27. Jugendgerichtstag 2007

Deutsche Vereinigung für Jugendgerichte und Jugendgerichtshilfen e.V.
Schweizer Vereinigung für Jugendstrafrechtspflege
Fachgruppe Jugendrichter im Österreichischen Richterverein

Fördern | Fordern | Fallenlassen

L E I T T H E S E N
zum 27. Deutschen Jugendgerichtstag

Freiburg | 15. bis 18. September 2007

Fördern
Jugenddelinquenz geht in vielfältiger Weise mit Faktoren sozialer Benachteiligung und Desintegration einher. Diese altbekannte Tatsache hat auch im Lichte gegenwärtiger Sicherheitsdebatten nichts von ihrer Gültigkeit eingebüßt.

Auch in der Reaktion auf strafrechtliche Grenzverletzungen muss eine effektive Jugendpolitik daher vorrangig auf den Ausgleich bestehender Nachteile und die soziale Integration ausgerichtet sein. Das gilt ebenso für ein auf Kompensation angelegtes Jugendkriminalrecht.

Ein derart ausgerichtetes, an seinen realen Wirkungen orientiertes Jugendkriminalrecht kommt – als Erziehungsstrafrecht – nicht nur den Tätern zugute: Vielmehr nützt es auch Opfern und der Gesellschaft insgesamt, durch Konfliktausgleich und Schadenswiedergutmachung, indirekt durch die Vermeidung (wenigstens: Verminderung) sozialer Folgekosten.

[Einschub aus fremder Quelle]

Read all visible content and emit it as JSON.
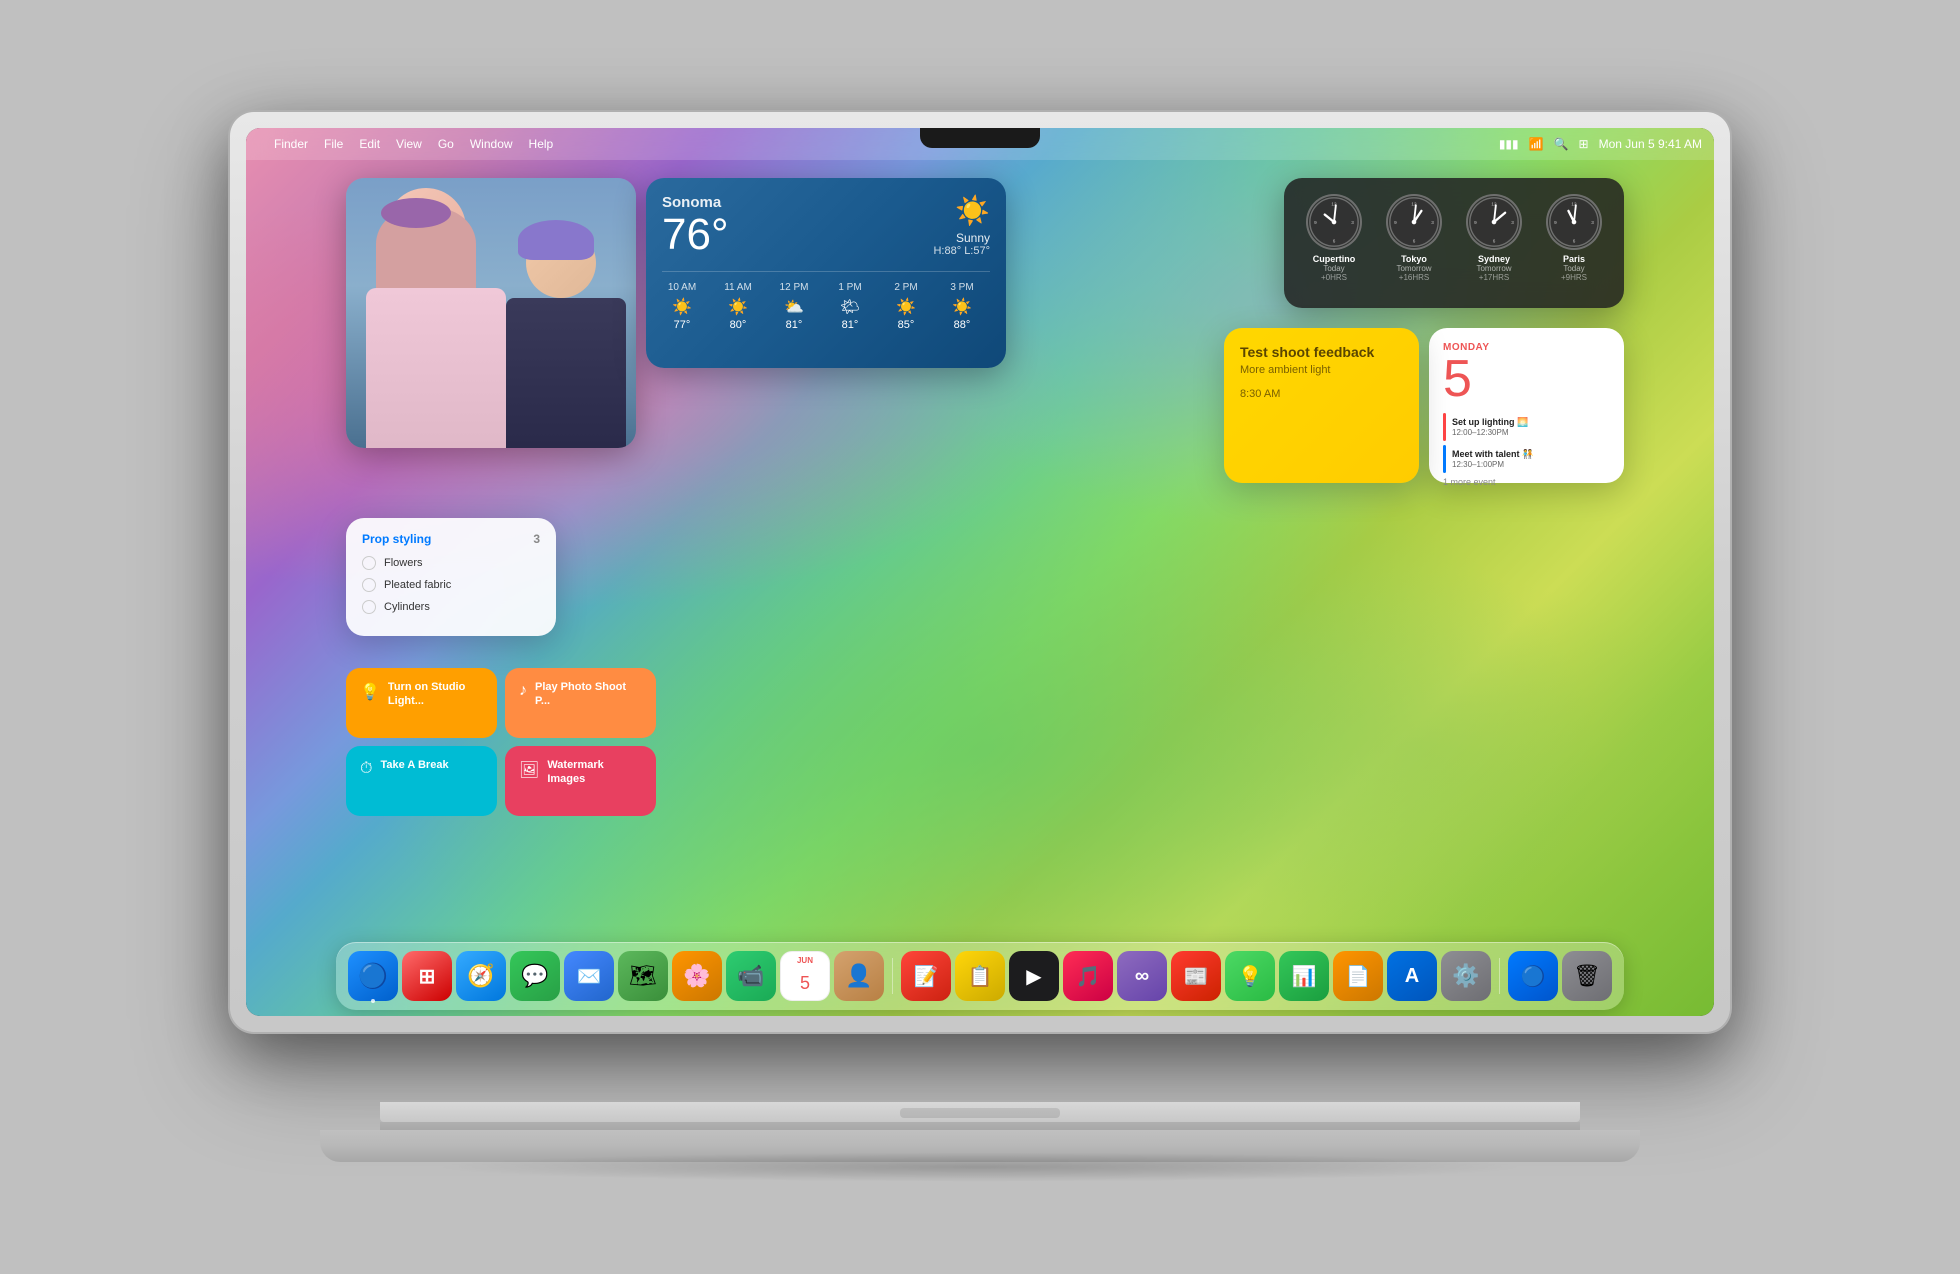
{
  "menubar": {
    "apple": "⌘",
    "finder": "Finder",
    "file": "File",
    "edit": "Edit",
    "view": "View",
    "go": "Go",
    "window": "Window",
    "help": "Help",
    "battery_icon": "🔋",
    "wifi_icon": "wifi",
    "search_icon": "search",
    "control_icon": "ctrl",
    "datetime": "Mon Jun 5  9:41 AM"
  },
  "weather": {
    "location": "Sonoma",
    "temperature": "76°",
    "condition": "Sunny",
    "high": "H:88°",
    "low": "L:57°",
    "forecast": [
      {
        "time": "10 AM",
        "icon": "☀️",
        "temp": "77°"
      },
      {
        "time": "11 AM",
        "icon": "☀️",
        "temp": "80°"
      },
      {
        "time": "12 PM",
        "icon": "⛅",
        "temp": "81°"
      },
      {
        "time": "1 PM",
        "icon": "🌤",
        "temp": "81°"
      },
      {
        "time": "2 PM",
        "icon": "☀️",
        "temp": "85°"
      },
      {
        "time": "3 PM",
        "icon": "☀️",
        "temp": "88°"
      }
    ]
  },
  "clocks": [
    {
      "city": "Cupertino",
      "day": "Today",
      "offset": "+0HRS",
      "hour_angle": "270",
      "min_angle": "300"
    },
    {
      "city": "Tokyo",
      "day": "Tomorrow",
      "offset": "+16HRS",
      "hour_angle": "30",
      "min_angle": "300"
    },
    {
      "city": "Sydney",
      "day": "Tomorrow",
      "offset": "+17HRS",
      "hour_angle": "60",
      "min_angle": "300"
    },
    {
      "city": "Paris",
      "day": "Today",
      "offset": "+9HRS",
      "hour_angle": "330",
      "min_angle": "300"
    }
  ],
  "calendar": {
    "day_name": "MONDAY",
    "date": "5",
    "events": [
      {
        "title": "Set up lighting 🌅",
        "time": "12:00–12:30PM",
        "color": "#ff4444"
      },
      {
        "title": "Meet with talent 🧑‍🤝‍🧑",
        "time": "12:30–1:00PM",
        "color": "#007aff"
      }
    ],
    "more": "1 more event"
  },
  "notes": {
    "title": "Test shoot feedback",
    "subtitle": "More ambient light",
    "time": "8:30 AM"
  },
  "reminders": {
    "title": "Prop styling",
    "count": "3",
    "items": [
      {
        "text": "Flowers"
      },
      {
        "text": "Pleated fabric"
      },
      {
        "text": "Cylinders"
      }
    ]
  },
  "shortcuts": [
    {
      "label": "Turn on Studio Light...",
      "icon": "💡",
      "color": "yellow"
    },
    {
      "label": "Play Photo Shoot P...",
      "icon": "♪",
      "color": "orange"
    },
    {
      "label": "Take A Break",
      "icon": "⏱",
      "color": "teal"
    },
    {
      "label": "Watermark Images",
      "icon": "🖼",
      "color": "pink"
    }
  ],
  "dock": {
    "icons": [
      {
        "name": "finder",
        "bg": "#1a73e8",
        "symbol": "🔵",
        "label": "Finder"
      },
      {
        "name": "launchpad",
        "bg": "#ff6b6b",
        "symbol": "⊞",
        "label": "Launchpad"
      },
      {
        "name": "safari",
        "bg": "#0099ff",
        "symbol": "🧭",
        "label": "Safari"
      },
      {
        "name": "messages",
        "bg": "#00c851",
        "symbol": "💬",
        "label": "Messages"
      },
      {
        "name": "mail",
        "bg": "#0077ff",
        "symbol": "✉️",
        "label": "Mail"
      },
      {
        "name": "maps",
        "bg": "#34c759",
        "symbol": "🗺",
        "label": "Maps"
      },
      {
        "name": "photos",
        "bg": "#ff9500",
        "symbol": "🌸",
        "label": "Photos"
      },
      {
        "name": "facetime",
        "bg": "#34c759",
        "symbol": "📹",
        "label": "FaceTime"
      },
      {
        "name": "calendar",
        "bg": "#ff3b30",
        "symbol": "📅",
        "label": "Calendar"
      },
      {
        "name": "contacts",
        "bg": "#c8a26e",
        "symbol": "👤",
        "label": "Contacts"
      },
      {
        "name": "reminders",
        "bg": "#ff3b30",
        "symbol": "📝",
        "label": "Reminders"
      },
      {
        "name": "notes2",
        "bg": "#ffd60a",
        "symbol": "📋",
        "label": "Notes"
      },
      {
        "name": "apptv",
        "bg": "#1c1c1e",
        "symbol": "▶",
        "label": "Apple TV"
      },
      {
        "name": "music",
        "bg": "#ff2d55",
        "symbol": "🎵",
        "label": "Music"
      },
      {
        "name": "freeform",
        "bg": "#7c5cbf",
        "symbol": "∞",
        "label": "Freeform"
      },
      {
        "name": "news",
        "bg": "#ff3b30",
        "symbol": "📰",
        "label": "News"
      },
      {
        "name": "tips",
        "bg": "#4cd964",
        "symbol": "💡",
        "label": "Tips"
      },
      {
        "name": "numbers",
        "bg": "#34c759",
        "symbol": "📊",
        "label": "Numbers"
      },
      {
        "name": "pages",
        "bg": "#ff9500",
        "symbol": "📄",
        "label": "Pages"
      },
      {
        "name": "appstore",
        "bg": "#0071e3",
        "symbol": "A",
        "label": "App Store"
      },
      {
        "name": "settings",
        "bg": "#8e8e93",
        "symbol": "⚙️",
        "label": "System Settings"
      },
      {
        "name": "appstore2",
        "bg": "#0071e3",
        "symbol": "🔵",
        "label": "App"
      },
      {
        "name": "trash",
        "bg": "#8e8e93",
        "symbol": "🗑",
        "label": "Trash"
      }
    ]
  }
}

„Fördern“ ist daher das adäquate und zeitgemäße Paradigma für ein rationales Jugendstrafrecht.

Das Prinzip des Förderns muss – wie im Jugendhilfebereich – auch im Jugendstrafrecht an erster Stelle stehen, und zwar selbst bzw. gerade dann, wenn zur Wahrung des Rechtsfriedens freiheitsentziehende Sanktionen verhängt und vollstreckt werden müssen.

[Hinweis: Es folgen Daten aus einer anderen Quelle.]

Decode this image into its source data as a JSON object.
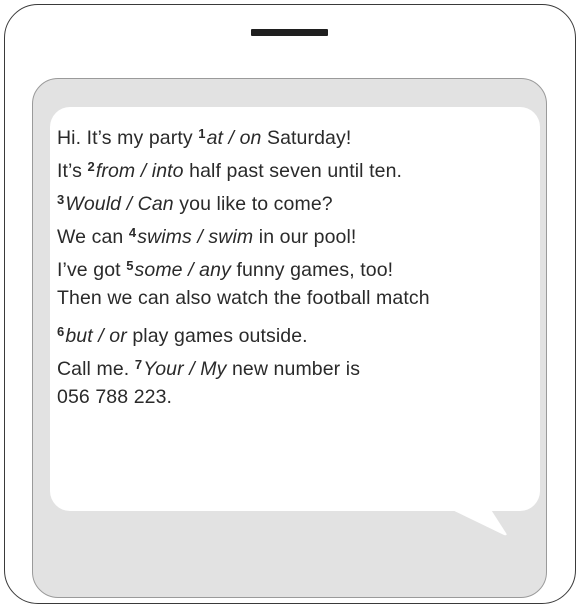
{
  "message_lines": [
    [
      {
        "t": "Hi. It’s my party "
      },
      {
        "t": "1",
        "num": true
      },
      {
        "t": "at / on",
        "opt": true
      },
      {
        "t": " Saturday!"
      }
    ],
    [
      {
        "t": "It’s "
      },
      {
        "t": "2",
        "num": true
      },
      {
        "t": "from / into",
        "opt": true
      },
      {
        "t": " half past seven until ten."
      }
    ],
    [
      {
        "t": "3",
        "num": true
      },
      {
        "t": "Would / Can",
        "opt": true
      },
      {
        "t": " you like to come?"
      }
    ],
    [
      {
        "t": "We can "
      },
      {
        "t": "4",
        "num": true
      },
      {
        "t": "swims / swim",
        "opt": true
      },
      {
        "t": " in our pool!"
      }
    ],
    [
      {
        "t": "I’ve got "
      },
      {
        "t": "5",
        "num": true
      },
      {
        "t": "some / any",
        "opt": true
      },
      {
        "t": " funny games, too!"
      }
    ],
    [
      {
        "t": "Then we can also watch the football match"
      }
    ],
    [
      {
        "t": "6",
        "num": true
      },
      {
        "t": "but / or",
        "opt": true
      },
      {
        "t": " play games outside."
      }
    ],
    [
      {
        "t": "Call me. "
      },
      {
        "t": "7",
        "num": true
      },
      {
        "t": "Your / My",
        "opt": true
      },
      {
        "t": " new number is"
      }
    ],
    [
      {
        "t": "056 788 223."
      }
    ]
  ],
  "colors": {
    "phone_border": "#3a3a3a",
    "screen_bg": "#e2e2e2",
    "bubble_bg": "#ffffff",
    "text": "#2a2a2a"
  }
}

In unserer komplexen Gesellschaft erreichen nur wenige jungen Menschen bereits mit 18 Jahren Status und Selbständigkeit eines ausgereiften Erwachsenen. Daher besteht keine Veranlassung, das Prinzip des Förderns allein auf Jugendliche zu beschränken und jungen Erwachsenen vorzuenthalten.

Fordern
Junge Menschen wollen gefordert werden und brauchen Herausforderung – das ist ein natürlicher Impuls. Dieser Umstand kann und soll auch in der Jugendstrafrechtspflege bei der Reaktion auf Verfehlungen sowie bei der ggf. erforderlichen Resozialisierung zur Geltung gebracht werden.

Es ist gegenüber jungen Tätern legitim und sinnvoll, darauf zu dringen, dass sie sich mit ihrer Person und ihren Fähigkeiten im Rahmen ihrer tatsächlichen Möglichkeiten mitwirken. Ihnen ist dabei zu helfen, lebensgeschichtlich verschüttete Fähigkeiten und positive Eigenschaften bei sich selbst zu entdecken und wertschätzen zu lernen.

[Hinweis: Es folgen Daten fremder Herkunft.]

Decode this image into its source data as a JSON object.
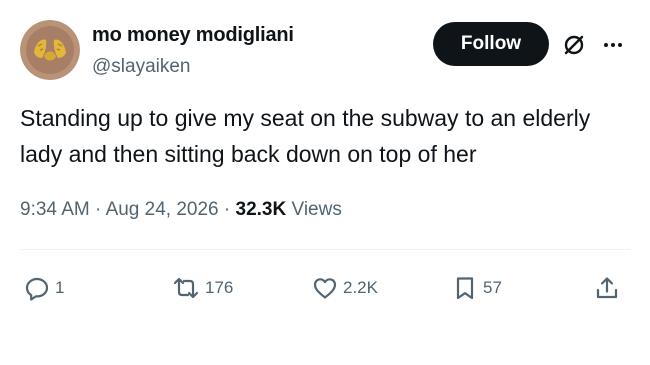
{
  "user": {
    "display_name": "mo money modigliani",
    "handle": "@slayaiken",
    "avatar_icon": "avatar-gold-hands"
  },
  "header": {
    "follow_label": "Follow",
    "grok_icon": "slashed-circle-icon",
    "more_icon": "more-dots-icon"
  },
  "tweet": {
    "text": "Standing up to give my seat on the subway to an elderly lady and then sitting back down on top of her"
  },
  "meta": {
    "time": "9:34 AM",
    "separator": "·",
    "date": "Aug 24, 2026",
    "views_count": "32.3K",
    "views_label": "Views"
  },
  "actions": {
    "reply_count": "1",
    "retweet_count": "176",
    "like_count": "2.2K",
    "bookmark_count": "57"
  },
  "colors": {
    "text_primary": "#0f1419",
    "text_secondary": "#536471",
    "follow_bg": "#0f1419",
    "divider": "#eff3f4"
  }
}
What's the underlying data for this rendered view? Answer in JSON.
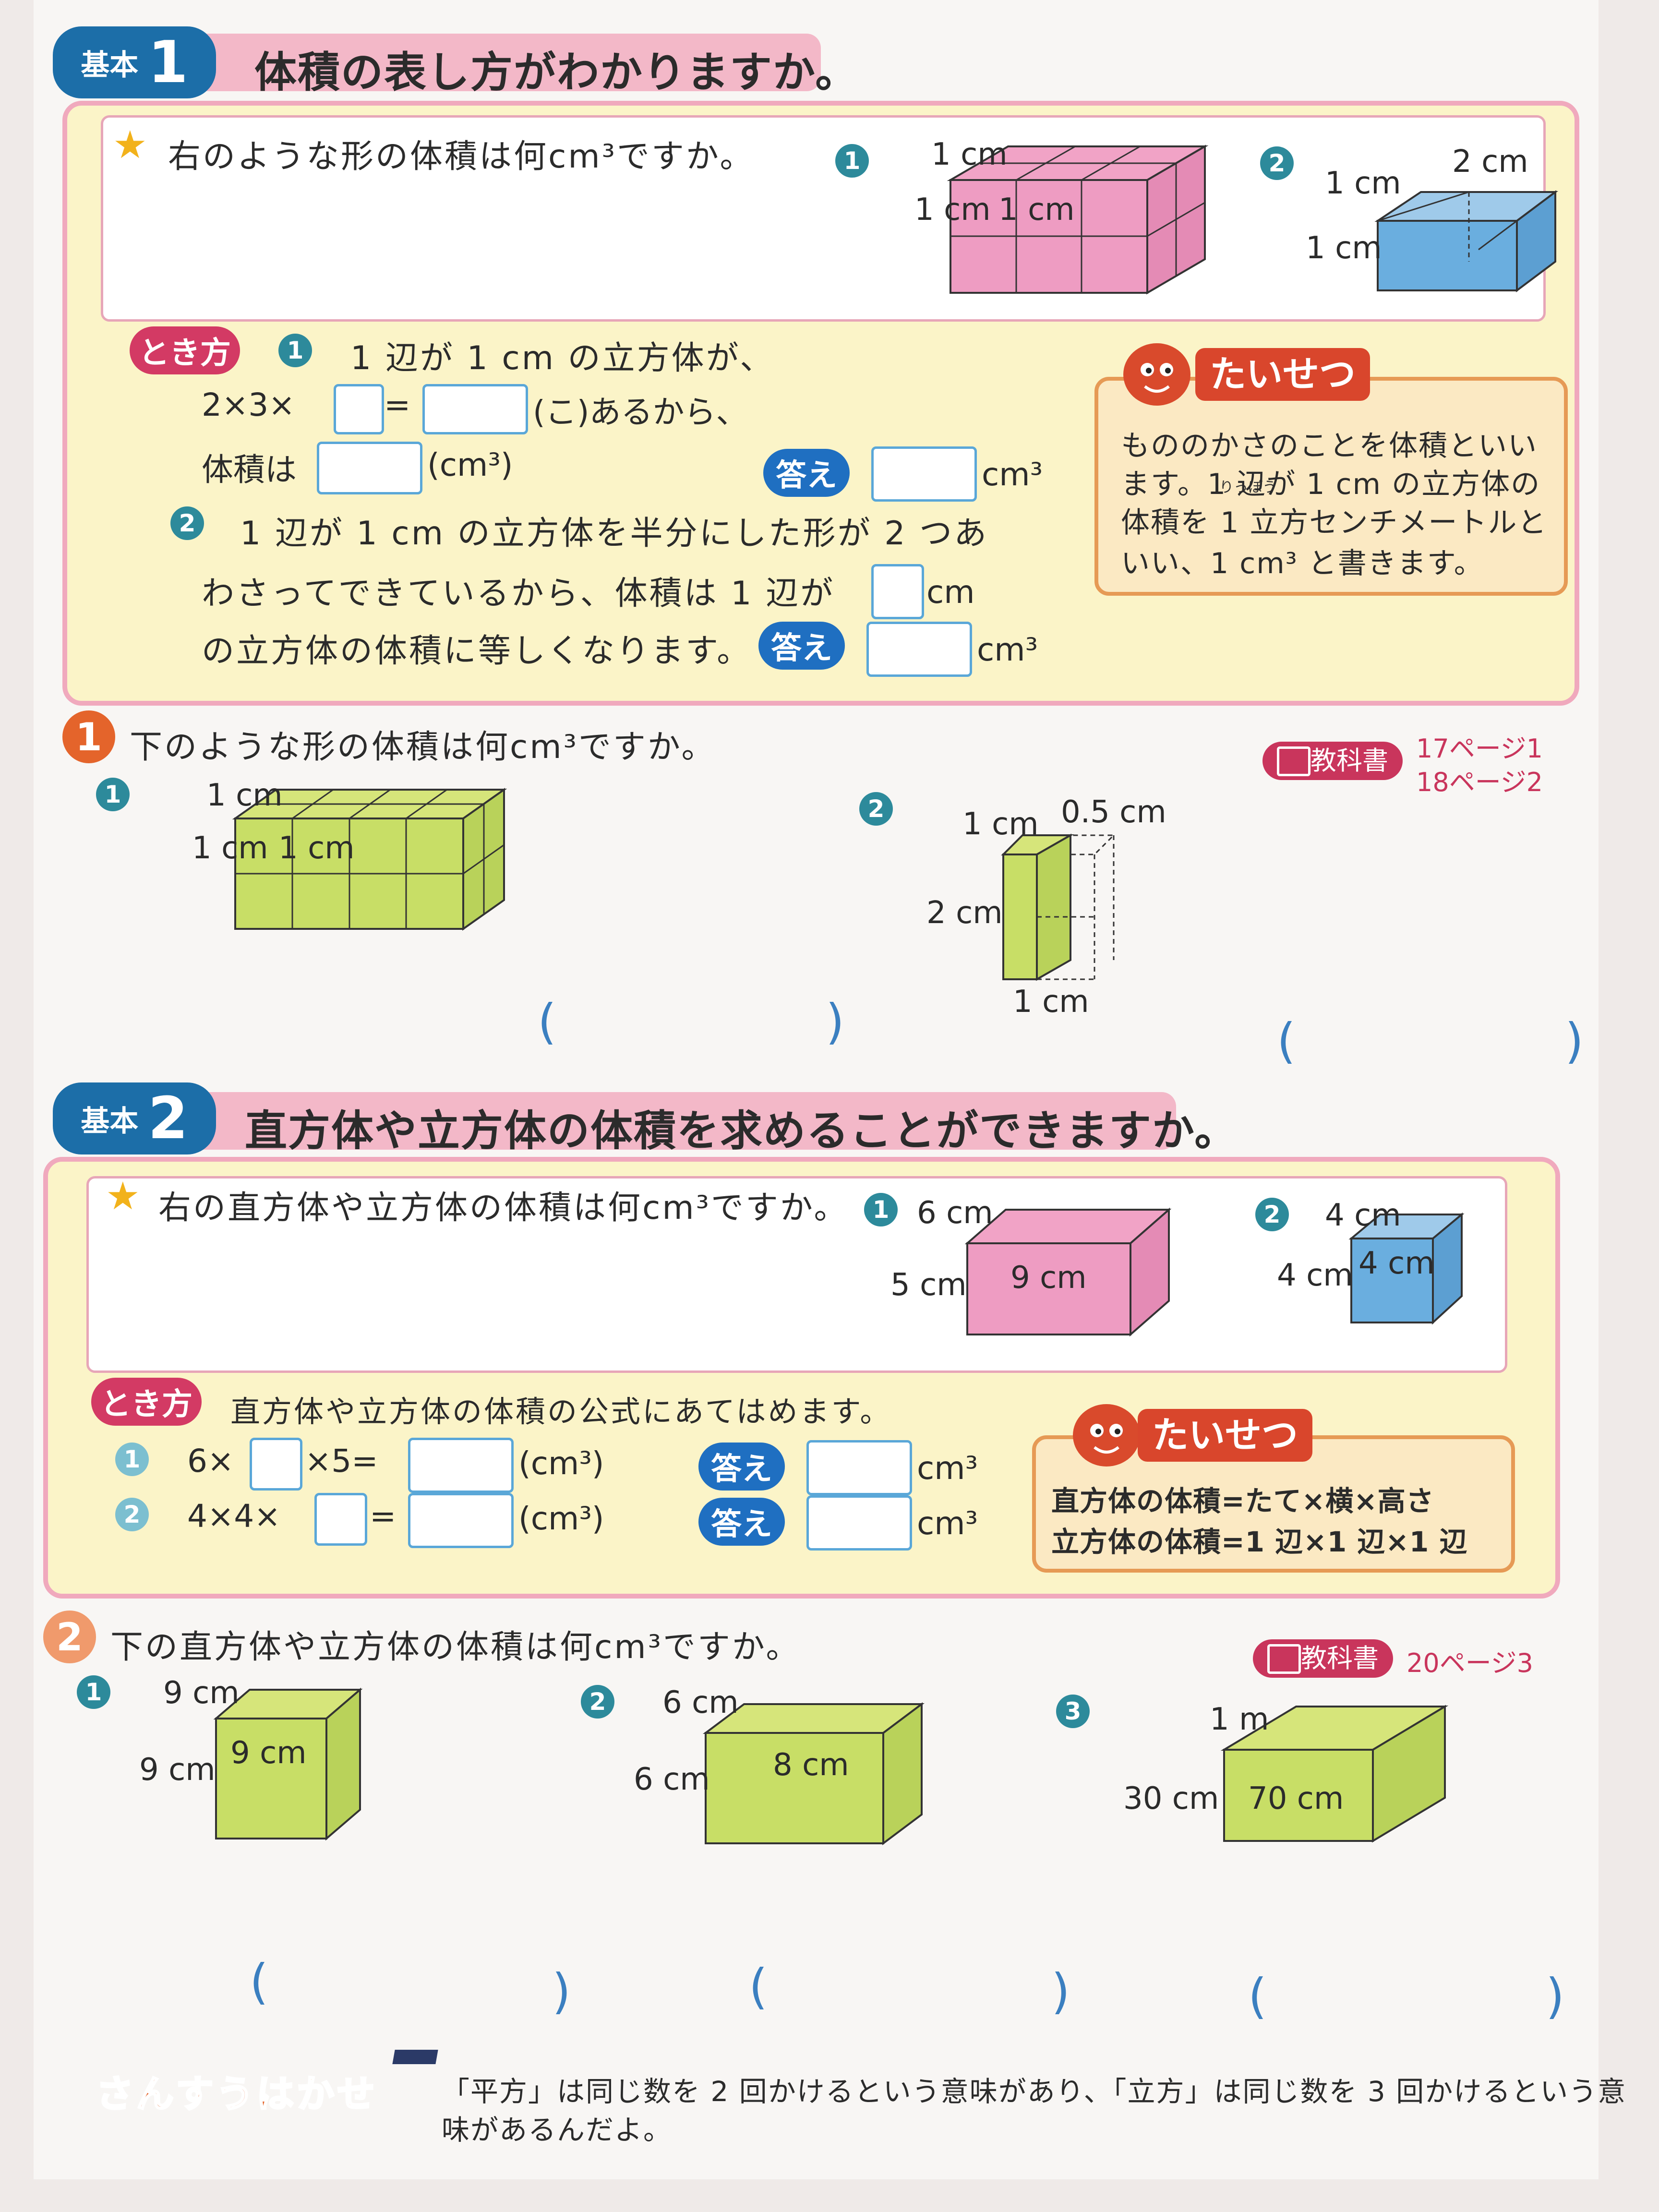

Verantwortungsübernahme stellt ein wichtiges Ziel jugendstrafrechtlicher Interventionen dar. Sie ist das Eingeständnis gegenüber sich selbst, gegenüber den Geschädigten wie gegenüber der Gesellschaft, Schädigungen und Leid (mit-) bewirkt zu haben. Daraus folgt die Selbstverpflichtung, aktiv an der Konfliktschlichtung und Folgenminimierung mitzuwirken.

Die Forderung an junge Menschen, Verantwortung zu übernehmen, darf jedoch nicht als Vorwand für andere Absichten missbraucht werden, insb. für die Verweigerung sozialstaatlicher Leistungen.

Fallenlassen
Eine primär auf Ausgrenzung ausgerichtete Kriminalpolitik ist nicht zu rechtfertigen: Sie widerspräche dem verfassungsrechtlich fundierten Resozialisierungsauftrag und wäre in ihren gesellschaftlichen Auswirkungen verheerend.

Ein Fallenlassen ist auch dann keine Alternative, wenn junge Menschen schwere bis schwerste Straftaten begangen haben oder sich als schwierige oder hartnäckig auffällige Täter erweisen.

Kein junger Mensch, der einer Straftat überführt ist, darf in einem demokratischen und sozialen Rechtsstaat fallen gelassen werden! Er muss vielmehr die Herausforderung aushalten, dass manche junge Menschen länger brauchen, bis ihnen eine soziale Integration gelingt.

Auch bei solchen mehrfachauffälligen Straftätern – oftmals Intensivtäter genannt – bleibt stets ein Abbrechen der Delinquenzphase und ein Ausstieg aus der sog. kriminellen Karriere möglich. Denn sie sind nicht unveränderlich auf eine langwierige Fortsetzung des kriminellen Verhaltens festgelegt. Verbindliche Prognosen sind schwierig, gerade bei jungen Menschen, weil vieles in ihrer Person und in ihrem Leben noch im Fluss ist.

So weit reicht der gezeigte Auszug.